In these conditions, it has become unsafe, not to say unfashionable, to argue that there is an essence of good authority, the loss of which promises incalculable damage for the society we plan to bequeath to our children. Collective advancement requires individual renunciation, in turn requiring a strong, safe, generous agent to act as buffer and punchbag. Think of the contrast between the sobriety of the founding fathers and the affable acrobats who occupy the swivel chairs of office in the present. The so-called patriarchal society was tough, straight, straight-talking, and demanding of its citizens, did not waste energy in communication, but made clear, in a minimalist way, what its expectations were. Now the state is “tolerant,” “inclusive,” indulgent, talkative, given to explaining itself in detail, as though mostly longing to be liked.
The role of stoical, authoritarian receptor for society's anger and outrage represented an imperative that has not been replaced, and so the rage of the young flies off in every direction, unfocused and unfathomable—hate biting its own tail. Since there is no longer a father to stand rock solid while his children pummel his greatcoat, the rage threatens to pull everything down. Hence the growing contempt for tradition, wisdom, truth, renunciation, learning, and the resultant hollowing-out of education systems, which no longer challenge or satisfy.

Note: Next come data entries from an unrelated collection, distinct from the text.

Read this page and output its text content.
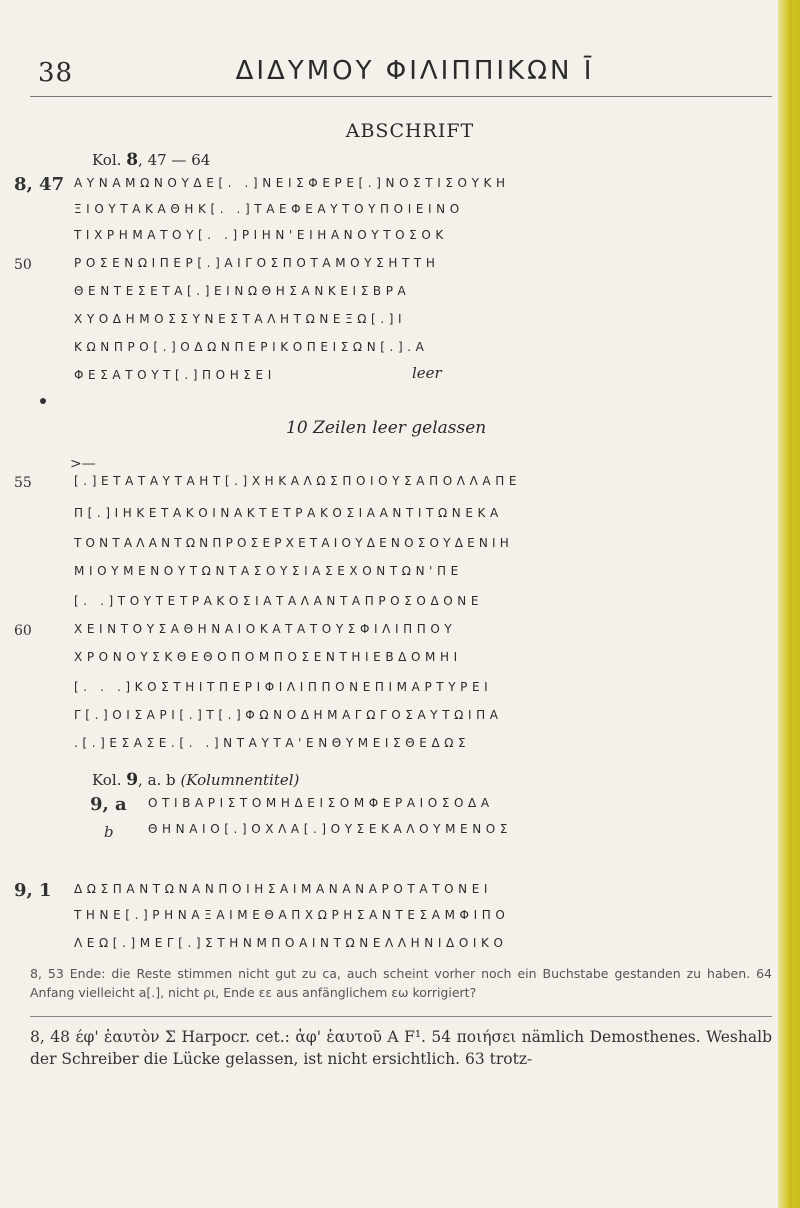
38	ΔΙΔΥΜΟΥ ΦΙΛΙΠΠΙΚΩΝ Ī
ABSCHRIFT
Kol. 8, 47 — 64
8, 47 ΑΥΝΑΜΩΝΟΥΔΕ[. .]ΝΕΙΣΦΕΡΕ[.]ΝΟΣΤΙΣΟΥΚΗ
ΞΙΟΥΤΑΚΑΘΗΚ[. .]ΤΑΕΦΕΑΥΤΟΥΠΟΙΕΙΝΟ
ΤΙΧΡΗΜΑΤΟΥ[. .]ΡΙΗΝ'ΕΙΗΑΝΟΥΤΟΣΟΚ
50	ΡΟΣΕΝΩΙΠΕΡ[.]ΑΙΓΟΣΠΟΤΑΜΟΥΣΗΤΤΗ
ΘΕΝΤΕΣΕΤΑ[.]ΕΙΝΩΘΗΣΑΝΚΕΙΣΒΡΑ
ΧΥΟΔΗΜΟΣΣΥΝΕΣΤΑΛΗΤΩΝΕΞΩ[.]Ι
ΚΩΝΠΡΟ[.]ΟΔΩΝΠΕΡΙΚΟΠΕΙΣΩΝ[.].Α
ΦΕΣΑΤΟΥΤ[.]ΠΟΗΣΕΙ	leer
10 Zeilen leer gelassen
>—
55	[.]ΕΤΑΤΑΥΤΑΗΤ[.]ΧΗΚΑΛΩΣΠΟΙΟΥΣΑΠΟΛΛΑΠΕ
Π[.]ΙΗΚΕΤΑΚΟΙΝΑΚΤΕΤΡΑΚΟΣΙΑΑΝΤΙΤΩΝΕΚΑ
ΤΟΝΤΑΛΑΝΤΩΝΠΡΟΣΕΡΧΕΤΑΙΟΥΔΕΝΟΣΟΥΔΕΝΙΗ
ΜΙΟΥΜΕΝΟΥΤΩΝΤΑΣΟΥΣΙΑΣΕΧΟΝΤΩΝ'ΠΕ
[. .]ΤΟΥΤΕΤΡΑΚΟΣΙΑΤΑΛΑΝΤΑΠΡΟΣΟΔΟΝΕ
60	ΧΕΙΝΤΟΥΣΑΘΗΝΑΙΟΚΑΤΑΤΟΥΣΦΙΛΙΠΠΟΥ
ΧΡΟΝΟΥΣΚΘΕΘΟΠΟΜΠΟΣΕΝΤΗΙΕΒΔΟΜΗΙ
[. . .]ΚΟΣΤΗΙΤΠΕΡΙΦΙΛΙΠΠΟΝΕΠΙΜΑΡΤΥΡΕΙ
Γ[.]ΟΙΣΑΡΙ[.]Τ[.]ΦΩΝΟΔΗΜΑΓΩΓΟΣΑΥΤΩΙΠΑ
.[.]ΕΣΑΣΕ.[. .]ΝΤΑΥΤΑ'ΕΝΘΥΜΕΙΣΘΕΔΩΣ
Kol. 9, a. b (Kolumnentitel)
9, a	ΟΤΙΒΑΡΙΣΤΟΜΗΔΕΙΣΟΜΦΕΡΑΙΟΣΟΔΑ
b	ΘΗΝΑΙΟ[.]ΟΧΛΑ[.]ΟΥΣΕΚΑΛΟΥΜΕΝΟΣ
9, 1	ΔΩΣΠΑΝΤΩΝΑΝΠΟΙΗΣΑΙΜΑΝΑΝΑΡΟΤΑΤΟΝΕΙ
ΤΗΝΕ[.]ΡΗΝΑΞΑΙΜΕΘΑΠΧΩΡΗΣΑΝΤΕΣΑΜΦΙΠΟ
ΛΕΩ[.]ΜΕΓ[.]ΣΤΗΝΜΠΟΑΙΝΤΩΝΕΛΛΗΝΙΔΟΙΚΟ
8, 53 Ende: die Reste stimmen nicht gut zu ca, auch scheint vorher noch ein Buchstabe gestanden zu haben. 64 Anfang vielleicht a[.], nicht ρι, Ende εε aus anfänglichem εω korrigiert?
8, 48 έφ' ἑαυτὸν Σ Harpocr. cet.: ἀφ' ἑαυτοῦ A F¹. 54 ποιήσει nämlich Demosthenes. Weshalb der Schreiber die Lücke gelassen, ist nicht ersichtlich. 63 trotz-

Only Jordan Peterson, it seems, remains to calm the malcontents with a pat on the head and a stern admonition to go away and be better.

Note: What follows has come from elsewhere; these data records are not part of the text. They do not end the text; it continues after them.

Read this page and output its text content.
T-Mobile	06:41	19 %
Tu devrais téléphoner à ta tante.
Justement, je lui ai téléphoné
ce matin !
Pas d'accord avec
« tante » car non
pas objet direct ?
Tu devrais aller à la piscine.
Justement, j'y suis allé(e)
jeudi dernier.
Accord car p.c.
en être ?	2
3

Since we are now a half-century on from 1968, it may be argued that the cadre of that time is no longer sitting at second-floor desks but is more likely at home reading Richard Dawkins in an attempt to maintain the atheistic certitudes of its youth. And this is almost certainly true of the originators of the revolution. But, as a member of the generation after ’68, I am here to tell you that many in my cohort were even more suspicious of authority than their predecessors, because they carried, in addition to the naturalistic resentments of youth, an additional grievance arising from the fact that they had not been around when the fuse was lit. My own generation, born in the middle 1950s, ought now to be shouting from second-floor windows things like “This is a university, goddammit!” and “Go clean your room!” But my generation, the one that came of age in the 1970s, split into two, becoming either counter-revolutionary due to rumbling the lies of ’68—cleaving to the music but jettisoning the rest—or even more dumbly compliant with the terms of the revolution it had inherited.

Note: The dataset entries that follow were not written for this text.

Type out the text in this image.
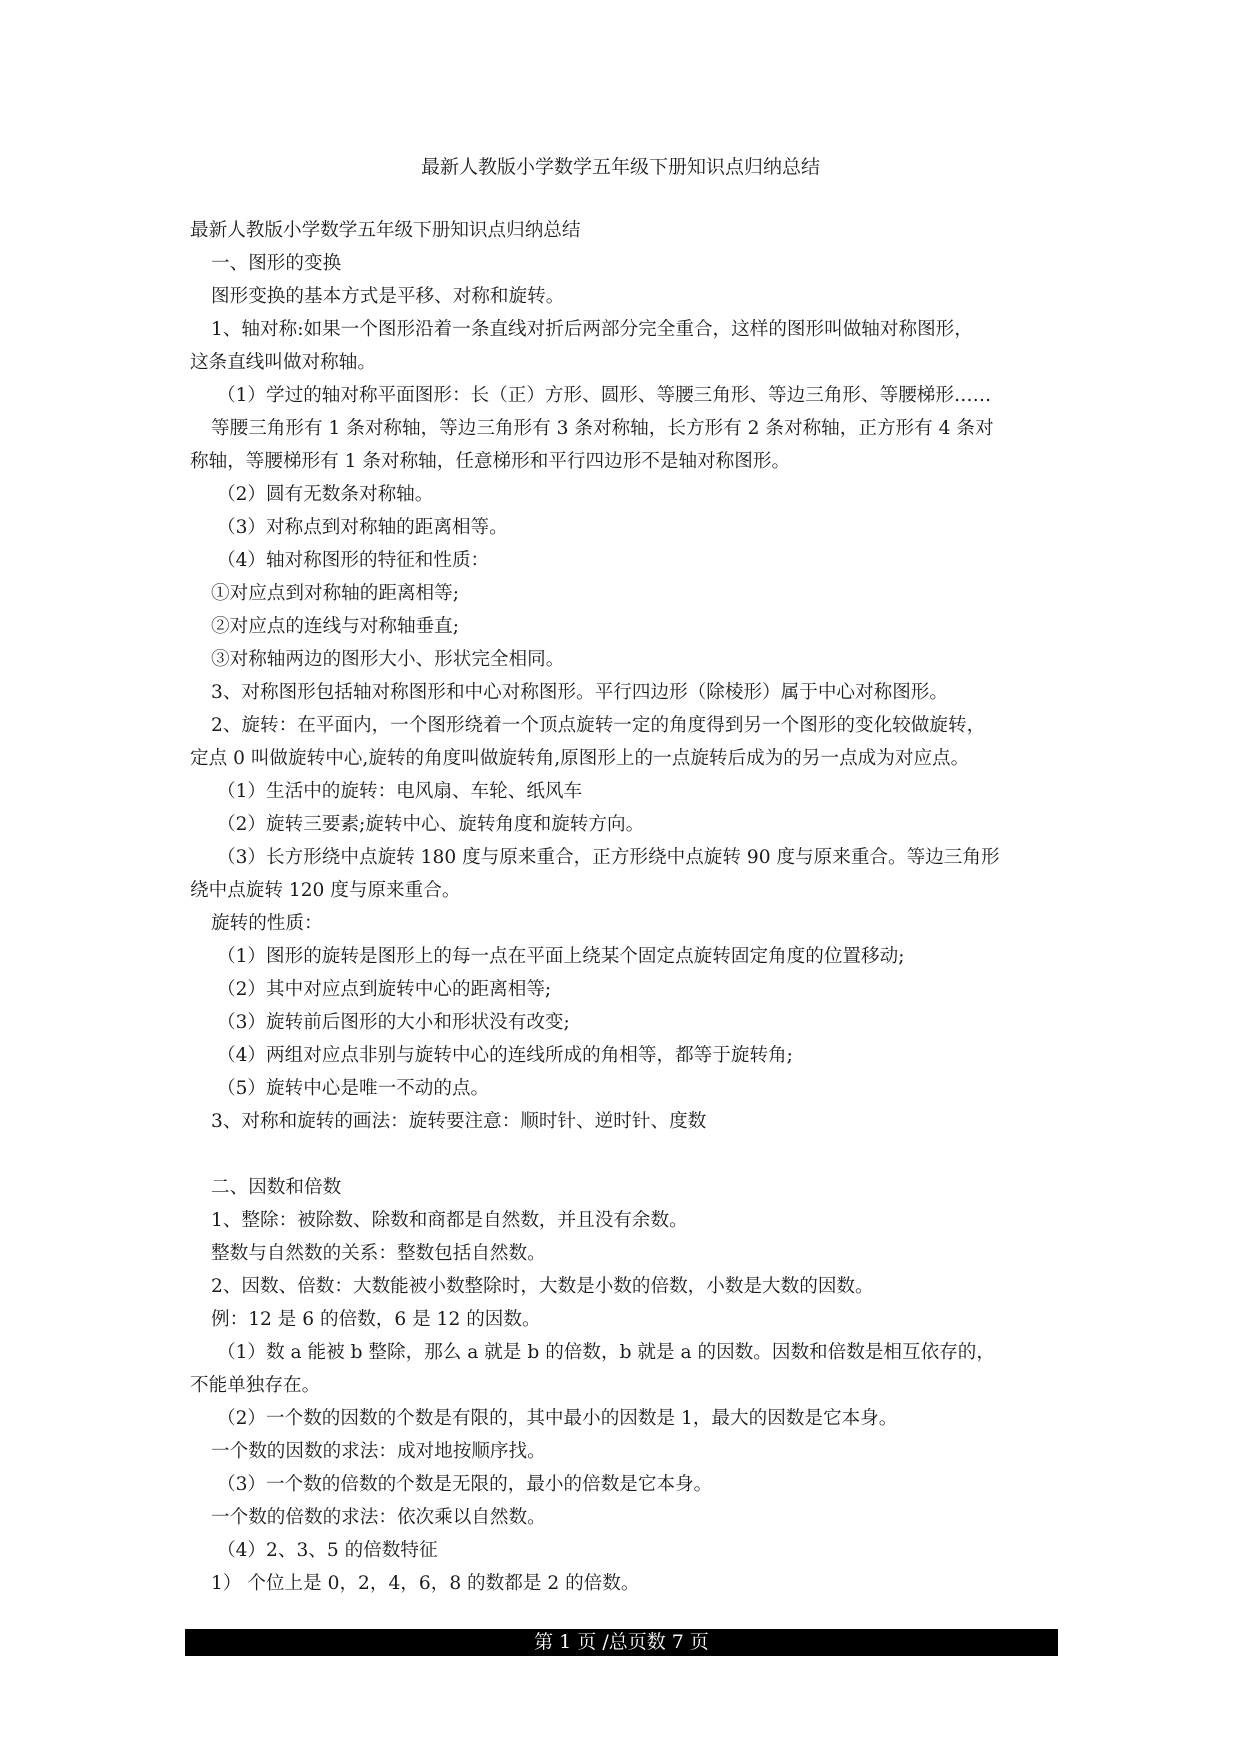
最新人教版小学数学五年级下册知识点归纳总结
最新人教版小学数学五年级下册知识点归纳总结
一、图形的变换
图形变换的基本方式是平移、对称和旋转。
1、轴对称:如果一个图形沿着一条直线对折后两部分完全重合，这样的图形叫做轴对称图形，
这条直线叫做对称轴。
（1）学过的轴对称平面图形：长（正）方形、圆形、等腰三角形、等边三角形、等腰梯形……
等腰三角形有 1 条对称轴，等边三角形有 3 条对称轴，长方形有 2 条对称轴，正方形有 4 条对
称轴，等腰梯形有 1 条对称轴，任意梯形和平行四边形不是轴对称图形。
（2）圆有无数条对称轴。
（3）对称点到对称轴的距离相等。
（4）轴对称图形的特征和性质：
①对应点到对称轴的距离相等;
②对应点的连线与对称轴垂直;
③对称轴两边的图形大小、形状完全相同。
3、对称图形包括轴对称图形和中心对称图形。平行四边形（除棱形）属于中心对称图形。
2、旋转：在平面内，一个图形绕着一个顶点旋转一定的角度得到另一个图形的变化较做旋转，
定点 0 叫做旋转中心,旋转的角度叫做旋转角,原图形上的一点旋转后成为的另一点成为对应点。
（1）生活中的旋转：电风扇、车轮、纸风车
（2）旋转三要素;旋转中心、旋转角度和旋转方向。
（3）长方形绕中点旋转 180 度与原来重合，正方形绕中点旋转 90 度与原来重合。等边三角形
绕中点旋转 120 度与原来重合。
旋转的性质：
（1）图形的旋转是图形上的每一点在平面上绕某个固定点旋转固定角度的位置移动;
（2）其中对应点到旋转中心的距离相等;
（3）旋转前后图形的大小和形状没有改变;
（4）两组对应点非别与旋转中心的连线所成的角相等，都等于旋转角;
（5）旋转中心是唯一不动的点。
3、对称和旋转的画法：旋转要注意：顺时针、逆时针、度数
二、因数和倍数
1、整除：被除数、除数和商都是自然数，并且没有余数。
整数与自然数的关系：整数包括自然数。
2、因数、倍数：大数能被小数整除时，大数是小数的倍数，小数是大数的因数。
例：12 是 6 的倍数，6 是 12 的因数。
（1）数 a 能被 b 整除，那么 a 就是 b 的倍数，b 就是 a 的因数。因数和倍数是相互依存的，
不能单独存在。
（2）一个数的因数的个数是有限的，其中最小的因数是 1，最大的因数是它本身。
一个数的因数的求法：成对地按顺序找。
（3）一个数的倍数的个数是无限的，最小的倍数是它本身。
一个数的倍数的求法：依次乘以自然数。
（4）2、3、5 的倍数特征
1） 个位上是 0，2，4，6，8 的数都是 2 的倍数。
第 1 页 /总页数 7 页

Now in the final years of their half-century of cultural domination, these second-string beatniks are doubly dilapidated: They continue to resent the very idea of authority, and themselves lack the authority of ownership of the ideas that define them. They are sad, angry, directionless Peter Pan rebels, who extol the virtues of youth but hide away from the actually existing young, who they hope will complete their revolution before the dreaded number 64 confronts them on a birthday cake. Hence the deafening silence from the second floor.
John Waters is an Irish writer and commentator, the author of nine books, and a playwright.